Was den Verkauf betrifft, so stellt das scheinbar unbegrenzte Angebot an schönen und aufregenden Bildern eine mögliche Goldgrube für den Kunstmarkt dar, und einige Galerien und Marktplätze werden sich des wirtschaftlichen Potenzials von KI-generierten Kunstwerken bewusst. Der KI-Kunstgenerator und die Galerie AI Art Shop haben auf ihrer Website einen Marktplatz eröffnet, auf dem sie kuratierte Sammlungen, z. B. die KI Expressionismus, verkaufen, die ausschließlich aus künstlich geschaffenen Werken bestehen. Jedes Einzelstück kostet zwischen 45 und 70 Dollar, wobei die Möglichkeit besteht, das Werk auch als NFT zu erwerben. Der Kunstmarktführer Saatchi vertritt die "Galerie" auch auf seinem Saatchi Art Marketplace und verkauft die Bilder für rund 700 Dollar. Auf diesem Markt lässt sich eindeutig Geld verdienen.
AI Kunstwerke der Firma AI Art Shop zum Verkauf auf Saatchi Art Marketplace © Saatchi Art
Mensch gegen Maschine: Wird KI-Kunst echte Künstler ersetzen?

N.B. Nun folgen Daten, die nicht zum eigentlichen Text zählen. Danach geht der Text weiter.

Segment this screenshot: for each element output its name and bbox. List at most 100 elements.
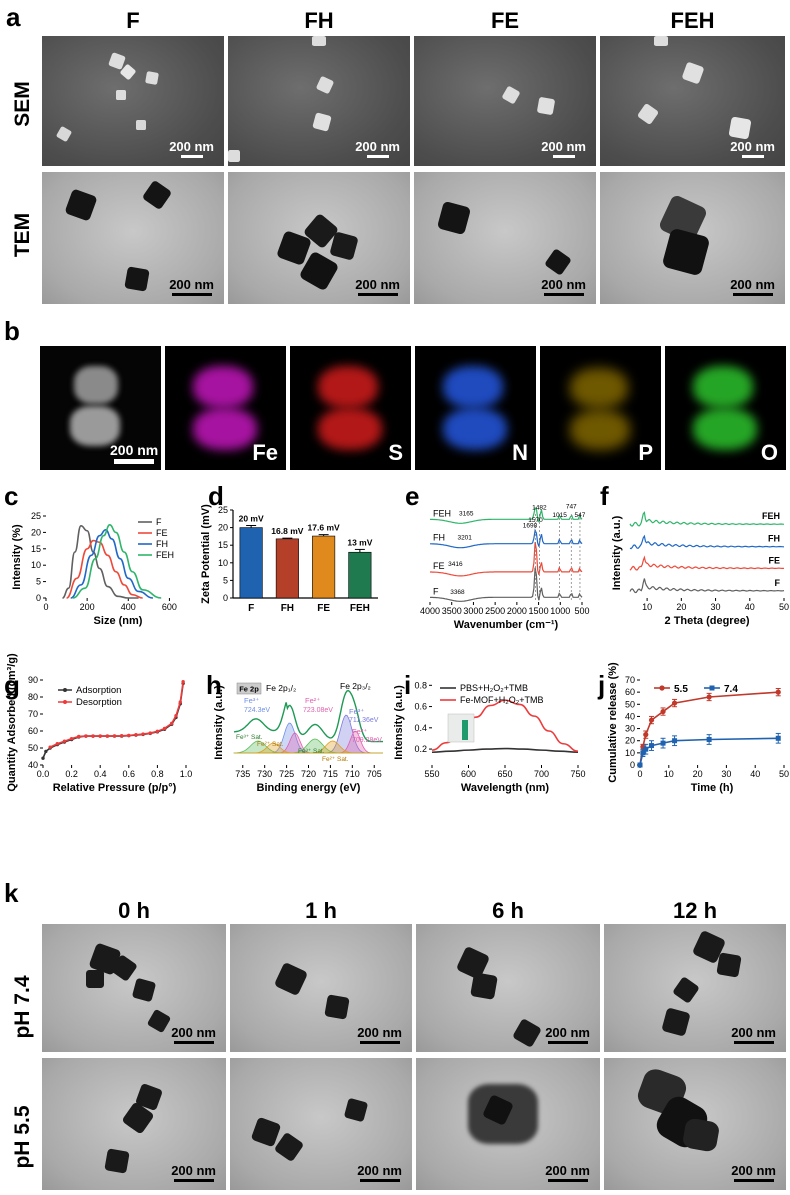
peak-label: Fe³⁺ (349, 707, 364, 716)
x-tick-label: 20 (676, 602, 686, 612)
marker-Desorption (91, 734, 95, 738)
k-row-pH55: pH 5.5 (11, 1105, 34, 1169)
x-tick-label: 200 (80, 602, 95, 612)
marker-7.4 (649, 743, 655, 749)
panel-label-d: d (208, 481, 224, 511)
k-image-pH55-0h: 200 nm (42, 1058, 226, 1190)
y-tick-label: 10 (218, 558, 228, 568)
y-tick-label: 70 (625, 675, 635, 685)
x-tick-label: 1500 (529, 606, 549, 616)
y-tick-label: 30 (625, 724, 635, 734)
series-line-F (629, 578, 785, 594)
y-tick-label: 0 (630, 760, 635, 770)
marker-Desorption (178, 700, 182, 704)
k-image-pH74-1h: 200 nm (230, 924, 412, 1052)
panel-label-j: j (598, 670, 606, 700)
series-line-FEH (72, 524, 162, 599)
peak-annotation: 1482 (532, 505, 547, 512)
k-col-6h: 6 h (492, 898, 524, 923)
tem-image-F: 200 nm (42, 172, 224, 304)
a-col-FEH: FEH (670, 8, 715, 33)
scale-label: 200 nm (355, 277, 400, 292)
scale-label: 200 nm (171, 1025, 216, 1040)
marker-Desorption (48, 745, 52, 749)
marker-Desorption (84, 734, 88, 738)
a-col-FH: FH (304, 8, 334, 33)
inset-photo (447, 713, 475, 743)
marker-Desorption (181, 680, 185, 684)
x-tick-label: 400 (121, 602, 136, 612)
y-tick-label: 70 (28, 709, 38, 719)
series-line-FE (629, 555, 785, 571)
legend-marker-5.5 (659, 685, 665, 691)
y-tick-label: 10 (31, 560, 41, 570)
y-tick-label: 10 (625, 748, 635, 758)
peak-label: Fe²⁺ Sat. (322, 756, 349, 763)
y-tick-label: 0 (36, 593, 41, 603)
x-tick-label: 705 (367, 769, 382, 779)
peak-label: Fe³⁺ (244, 696, 259, 705)
peak-label: Fe 2p₃/₂ (340, 681, 371, 691)
y-tick-label: 50 (625, 699, 635, 709)
y-axis-label-d: Zeta Potential (mV) (200, 504, 212, 604)
k-image-pH55-12h: 200 nm (604, 1058, 786, 1190)
peak-label: 724.3eV (244, 707, 270, 714)
series-line-5.5 (639, 691, 779, 766)
y-tick-label: 20 (218, 523, 228, 533)
x-axis-label-j: Time (h) (691, 782, 734, 794)
series-line-FEH (430, 507, 583, 524)
x-tick-label: 0.8 (151, 769, 164, 779)
series-line-FH (430, 528, 583, 549)
marker-Desorption (98, 734, 102, 738)
x-tick-label: 750 (570, 769, 585, 779)
k-row-pH74: pH 7.4 (11, 975, 34, 1039)
scale-label: 200 nm (731, 1025, 776, 1040)
tag-label: Fe 2p (239, 685, 259, 694)
eds-map-Fe: Fe (165, 346, 286, 470)
y-axis-label-j: Cumulative release (%) (607, 662, 619, 783)
data-label-FEH: 13 mV (347, 537, 372, 547)
x-tick-label: 0.0 (37, 769, 50, 779)
scale-label: 200 nm (545, 1163, 590, 1178)
y-tick-label: 25 (31, 511, 41, 521)
k-col-0h: 0 h (118, 898, 150, 923)
marker-7.4 (637, 762, 643, 768)
tem-image-FE: 200 nm (414, 172, 596, 304)
x-tick-label: 730 (257, 769, 272, 779)
marker-Desorption (148, 731, 152, 735)
legend-label-1: Fe-MOF+H₂O₂+TMB (460, 695, 544, 705)
x-tick-label: 735 (235, 769, 250, 779)
x-axis-label-h: Binding energy (eV) (257, 782, 361, 794)
a-col-FE: FE (490, 8, 520, 33)
x-tick-label: 3000 (463, 606, 483, 616)
scale-label: 200 nm (169, 139, 214, 154)
k-image-pH74-0h: 200 nm (42, 924, 226, 1052)
data-label-FE: 17.6 mV (308, 523, 340, 533)
peak-label: Fe²⁺ (352, 727, 367, 736)
x-tick-label: 30 (711, 602, 721, 612)
scale-label: 200 nm (541, 277, 586, 292)
x-tick-label: 3500 (442, 606, 462, 616)
x-tick-label: 2500 (485, 606, 505, 616)
y-tick-label: 15 (31, 544, 41, 554)
y-axis-label-f: Intensity (a.u.) (611, 515, 623, 590)
x-tick-label: 600 (162, 602, 177, 612)
peak-label: 711.36eV (349, 717, 379, 724)
marker-7.4 (706, 737, 712, 742)
panel-label-g: g (4, 670, 20, 700)
bar-FE (312, 535, 336, 599)
series-line-FE (430, 542, 583, 577)
legend-label-FH: FH (156, 539, 168, 549)
y-tick-label: 0.2 (414, 744, 427, 754)
series-label-FE: FE (433, 561, 445, 571)
marker-7.4 (672, 738, 678, 744)
marker-Adsorption (41, 756, 45, 760)
x-tick-label: 50 (779, 769, 789, 779)
x-tick-label: 715 (323, 769, 338, 779)
bar-FH (275, 538, 299, 599)
series-label-FEH: FEH (762, 511, 780, 521)
scale-label: 200 nm (357, 1163, 402, 1178)
k-image-pH74-12h: 200 nm (604, 924, 786, 1052)
k-col-1h: 1 h (305, 898, 337, 923)
x-tick-label: 1.0 (180, 769, 193, 779)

Ob Kurator oder Sammler, Künstler oder Galerist - eine Frage ist auf dem Kunstmarkt in aller Munde: Wird die KI-Kunst den Bedarf an echten Künstlern ersetzen? Wie jede Technologie birgt auch diese ein gewisses Maß an Angst, doch eine Software, die auf Knopfdruck einen Van Gogh oder einen Monet imitieren kann, stellt eine potenzielle Bedrohung dar, die größer ist als je zuvor. In einer Studie, die der KI-Künstler Ahmed Elgammal für die Rutgers University durchgeführt hat, stellte er fest, dass 75 % der Menschen nicht zwischen Werken von Künstlern und solchen von künstlicher Intelligenz unterscheiden können. Eine beunruhigend hohe Zahl. Auf ästhetischer Ebene scheint es, dass KI die von Menschen geschaffene Kunst ersetzen oder ihr zumindest ebenbürtig sein kann.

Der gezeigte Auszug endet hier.